#160 russian salad

Now this is a childhood favorite of mine!  Little did I think about the origins of this delicious salad when it came from my momma’s kitchen; it was always a delicious treat for me, regardless of the name!  We call it ensalada rusa, which literally translates into Russian salad – and truth be told the recipe for the dressing itself is called Russian Dressing.  However, after some research on my behalf, I discovered this specialty is actually called Olivier salad, or салат Оливье; not to be confused with салат столичный, or Stolichny salad, a vinegret also popular in Russian cuisine.

Whatever its name is, this traditional salad dish in Russian cuisine is also popular in many other European countries, as well as Iran, Israel, Mongolia, and – you guessed it – Latin America!  It’s usually made with diced boiled potatoes, carrots, green peas, eggs, onions, and sometimes apples, and salt, pepper, & mustard added to enhance flavor, dressed with mayonnaise.

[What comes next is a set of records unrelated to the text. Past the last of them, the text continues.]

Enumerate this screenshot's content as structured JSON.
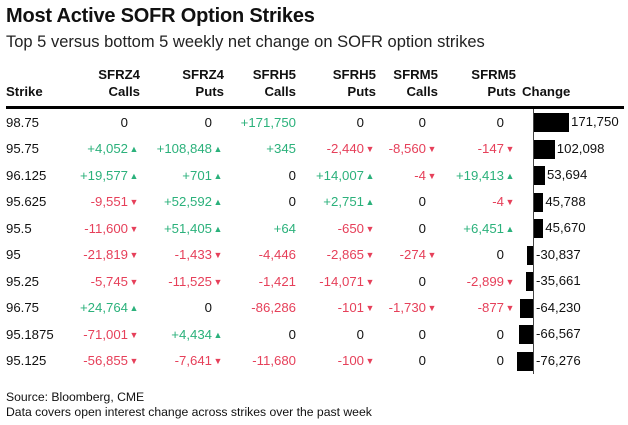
{
  "header": {
    "title": "Most Active SOFR Option Strikes",
    "subtitle": "Top 5 versus bottom 5 weekly net change on SOFR option strikes"
  },
  "colors": {
    "positive": "#2bb17b",
    "negative": "#e6405a",
    "bar": "#000000"
  },
  "columns": [
    {
      "line1": "",
      "line2": "Strike"
    },
    {
      "line1": "SFRZ4",
      "line2": "Calls"
    },
    {
      "line1": "SFRZ4",
      "line2": "Puts"
    },
    {
      "line1": "SFRH5",
      "line2": "Calls"
    },
    {
      "line1": "SFRH5",
      "line2": "Puts"
    },
    {
      "line1": "SFRM5",
      "line2": "Calls"
    },
    {
      "line1": "SFRM5",
      "line2": "Puts"
    },
    {
      "line1": "",
      "line2": "Change"
    }
  ],
  "arrow_columns": [
    true,
    true,
    false,
    true,
    true,
    true
  ],
  "chart_data": {
    "type": "table",
    "title": "Most Active SOFR Option Strikes",
    "subtitle": "Top 5 versus bottom 5 weekly net change on SOFR option strikes",
    "rows": [
      {
        "strike": "98.75",
        "values": [
          "0",
          "0",
          "+171,750",
          "0",
          "0",
          "0"
        ],
        "change": 171750,
        "change_label": "171,750"
      },
      {
        "strike": "95.75",
        "values": [
          "+4,052",
          "+108,848",
          "+345",
          "-2,440",
          "-8,560",
          "-147"
        ],
        "change": 102098,
        "change_label": "102,098"
      },
      {
        "strike": "96.125",
        "values": [
          "+19,577",
          "+701",
          "0",
          "+14,007",
          "-4",
          "+19,413"
        ],
        "change": 53694,
        "change_label": "53,694"
      },
      {
        "strike": "95.625",
        "values": [
          "-9,551",
          "+52,592",
          "0",
          "+2,751",
          "0",
          "-4"
        ],
        "change": 45788,
        "change_label": "45,788"
      },
      {
        "strike": "95.5",
        "values": [
          "-11,600",
          "+51,405",
          "+64",
          "-650",
          "0",
          "+6,451"
        ],
        "change": 45670,
        "change_label": "45,670"
      },
      {
        "strike": "95",
        "values": [
          "-21,819",
          "-1,433",
          "-4,446",
          "-2,865",
          "-274",
          "0"
        ],
        "change": -30837,
        "change_label": "-30,837"
      },
      {
        "strike": "95.25",
        "values": [
          "-5,745",
          "-11,525",
          "-1,421",
          "-14,071",
          "0",
          "-2,899"
        ],
        "change": -35661,
        "change_label": "-35,661"
      },
      {
        "strike": "96.75",
        "values": [
          "+24,764",
          "0",
          "-86,286",
          "-101",
          "-1,730",
          "-877"
        ],
        "change": -64230,
        "change_label": "-64,230"
      },
      {
        "strike": "95.1875",
        "values": [
          "-71,001",
          "+4,434",
          "0",
          "0",
          "0",
          "0"
        ],
        "change": -66567,
        "change_label": "-66,567"
      },
      {
        "strike": "95.125",
        "values": [
          "-56,855",
          "-7,641",
          "-11,680",
          "-100",
          "0",
          "0"
        ],
        "change": -76276,
        "change_label": "-76,276"
      }
    ],
    "change_range": [
      -76276,
      171750
    ]
  },
  "footer": {
    "source": "Source: Bloomberg, CME",
    "note": "Data covers open interest change across strikes over the past week"
  }
}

In Russia, Ukraine, Kazakhstan, and other post-Soviet states, the salad has become one of the main dishes on zakuski tables served during New Year’s Eve celebrations.  I learned a bit about this particular tradition from my classmate Daíva, a Lithuanian.  As we got closer to the holiday break, we shared – or at least tried to – many of our own motherland customs in our German class.  She told us about zakuski, a Slavic term for hot & cold hors d’oeuvres, entrées, and snacks, enjoyed either as a course as it is or “intended to follow each shot of vodka”.  Historically, a table of zakuski was kept in the houses of the Russian gentry for feeding causal visitors who travelled long distances and whose arrival time was often unpredictable.  They eventually became the first course of a festive dinner.  Nowadays, they are commonly served at banquets, dinners, parties, & receptions in countries that were formerly part of the Russian Empire, including some post-Soviet states and Poland.

Because of the vast immigration of Italians, Spaniards, and Eastern Europeans to America, the dish is also very popular in my neck of the woods, where it has been reduced to its minimum: minced boiled potatoes, green peas, and abundant mayonnaise-based dressing.  An important addition to our “traditional” variety are beets, which add a lovely vibrant color!

For the Dressing

  • 1 cup of mayonnaise
  • 1 tablespoon of grated fresh or drained prepared horseradish
  • 1 teaspoon of Worcestershire sauce
  • 1/4 cup of ketchup
  • 1 teaspoon of grated onion
  • 1 tablespoon of minced parsley

Combine all ingredients.

For the Salad

  • 5 boiled potatoes, diced
  • 2 boiled beets, diced
  • 3 hard-boiled eggs, diced
  • 1 cup of green peas (optional)

Making sure all your ingredients are at room temperature after being boiled & cooked, combine everything in a large bowl.  Add the dressing, enough to coat everything well – and then add some more!  Easy peasy, and oh-so-good!  Be sure to chill before serving.